L'air change dès la passerelle : plus dense, chargé d'humidité et de parfums de végétation. Bienvenue dans le Soconusco, l'extrême sud du Mexique, à quelques kilomètres du Guatemala. Puerto Chiapas est un port jeune, construit pour ouvrir cette région caféière et cacaoyère au monde des croisières, et son terminal à grand toit de palapa — avec piscine, artisans et musiciens de marimba — donne le ton d'une escale qui se vit surtout en excursion.
Comprendre l'escale
Le terminal se dresse dans une zone portuaire isolée : aucune localité à distance de marche. Tout repose donc sur les circuits organisés, les taxis officiels et la navette vers Tapachula, la capitale régionale, à 30 ou 45 minutes de route. Cette contrainte, bien anticipée, devient un atout : la journée se planifie comme une incursion dans un Mexique rural et volcanique que très peu de voyageurs connaissent, sous le regard du volcan Tacaná, qui culmine à plus de 4 000 mètres à l'horizon.
Izapa, les pierres des origines
À une trentaine de minutes du quai, le site archéologique d'Izapa aligne tertres, pyramides basses et stèles sculptées au milieu des cacaoyers. Occupé pendant plus d'un millénaire, avec un apogée autour de 300 à 50 avant notre ère, il constitue un chaînon entre les cultures olmèque et maya : ses bas-reliefs, encore étudiés par les chercheurs, comptent parmi les plus anciens récits en images de la Méso-Amérique. La visite, facile et plate, se combine souvent avec Tapachula ou une dégustation de cacao.
Tapachula, la métisse
La cité régionale surprend par son cosmopolitisme : immigrations allemande, chinoise et japonaise s'y sont succédé au fil du café, laissant une architecture éclectique autour du parc central Miguel Hidalgo et une cuisine qui ose les mélanges. Le musée régional et l'église San Agustín se visitent en une heure; le marché Sebastián Escobar, avec ses mangues, ses fleurs et ses étals odorants, offre l'immersion la plus vivante. C'est l'option la plus urbaine de la journée.

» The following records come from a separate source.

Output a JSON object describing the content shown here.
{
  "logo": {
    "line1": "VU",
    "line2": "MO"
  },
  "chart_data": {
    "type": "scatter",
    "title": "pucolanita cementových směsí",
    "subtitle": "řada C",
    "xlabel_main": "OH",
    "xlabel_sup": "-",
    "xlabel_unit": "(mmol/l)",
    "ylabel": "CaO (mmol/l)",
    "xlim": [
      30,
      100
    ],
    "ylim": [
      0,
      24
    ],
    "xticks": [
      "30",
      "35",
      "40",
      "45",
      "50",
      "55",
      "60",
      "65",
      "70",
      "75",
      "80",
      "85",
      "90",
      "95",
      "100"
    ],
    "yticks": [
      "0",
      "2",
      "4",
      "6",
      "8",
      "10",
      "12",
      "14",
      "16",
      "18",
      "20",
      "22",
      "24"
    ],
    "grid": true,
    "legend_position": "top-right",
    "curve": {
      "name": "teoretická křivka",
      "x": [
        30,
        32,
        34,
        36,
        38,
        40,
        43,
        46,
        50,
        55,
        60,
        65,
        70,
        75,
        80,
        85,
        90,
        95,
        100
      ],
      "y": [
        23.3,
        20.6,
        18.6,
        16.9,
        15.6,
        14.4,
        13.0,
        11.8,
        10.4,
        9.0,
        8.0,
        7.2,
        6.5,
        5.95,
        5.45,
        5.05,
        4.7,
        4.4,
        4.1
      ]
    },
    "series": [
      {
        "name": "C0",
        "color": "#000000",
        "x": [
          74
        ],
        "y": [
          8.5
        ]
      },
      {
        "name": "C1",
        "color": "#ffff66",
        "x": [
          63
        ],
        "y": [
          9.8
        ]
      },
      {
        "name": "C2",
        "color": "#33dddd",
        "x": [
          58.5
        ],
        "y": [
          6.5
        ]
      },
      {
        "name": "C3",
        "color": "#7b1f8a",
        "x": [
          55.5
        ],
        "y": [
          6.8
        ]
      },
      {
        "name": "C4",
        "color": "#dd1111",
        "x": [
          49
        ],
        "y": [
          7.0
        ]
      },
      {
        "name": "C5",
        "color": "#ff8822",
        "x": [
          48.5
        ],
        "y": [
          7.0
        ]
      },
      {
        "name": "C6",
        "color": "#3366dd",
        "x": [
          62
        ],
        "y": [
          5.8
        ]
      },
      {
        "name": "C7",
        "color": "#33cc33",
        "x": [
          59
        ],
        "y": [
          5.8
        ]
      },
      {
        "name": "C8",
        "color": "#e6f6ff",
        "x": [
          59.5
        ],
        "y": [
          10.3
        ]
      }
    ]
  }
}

La route du café et du cacao
Les contreforts de la Sierra Madre, au-dessus de Tapachula, cultivent depuis le dix-neuvième siècle un arabica d'altitude qui a fait la fortune du Soconusco. Plusieurs fincas historiques accueillent les visiteurs pour suivre le grain de la cerise à la tasse, entre séchoirs au soleil et machines centenaires toujours en service. Plus près de la côte, le village de Tuxtla Chico perpétue la tradition du cacao — la région se réclame du berceau même de son usage — avec démonstrations de torréfaction sur metate et chocolat mousseux battu à la main. Les gourmands tiennent là leur sortie de la journée.
Les mangroves de la côte
Pour les amoureux d'oiseaux, l'estuaire voisin réserve une option moins connue : des sorties en barque sillonnent les canaux de mangrove entre hérons tigrés, iguanes verts et martins-pêcheurs, dans un silence troué de cris d'aigrettes. Certaines excursions combinent la navigation avec un arrêt dans un village de pêcheurs où l'on prépare le poisson à la braise sous les cocotiers. L'ambiance, entre eau saumâtre et forêt dense, ne ressemble à rien d'autre sur l'itinéraire de la Riviera mexicaine.
Conseils pour la journée
- Réserver une excursion ou convenir d'un taxi officiel dès le débarquement : l'offre spontanée est limitée.
- Prévoir eau, chapeau et insectifuge; chaleur et humidité sont constantes.
- Les routes de montagne vers les fincas demandent du temps : vérifier la durée totale avant de s'engager.
- Le terminal lui-même offre boutiques, piscine et démonstrations : une option reposante pour une partie du groupe.
En reprenant la mer
Au départ, le Tacaná s'attarde longtemps au-dessus de la ligne de côte, souvent coiffé de nuages. Puerto Chiapas ne ressemble à aucune autre halte mexicaine : ni station balnéaire, ni vieille cité coloniale, mais une porte discrète vers des plantations en altitude et des pierres deux fois millénaires. Les passagers qui ont tenté l'arrière-pays reviennent avec du café plein les bagages et le sentiment d'avoir vu un Mexique d'avant le tourisme.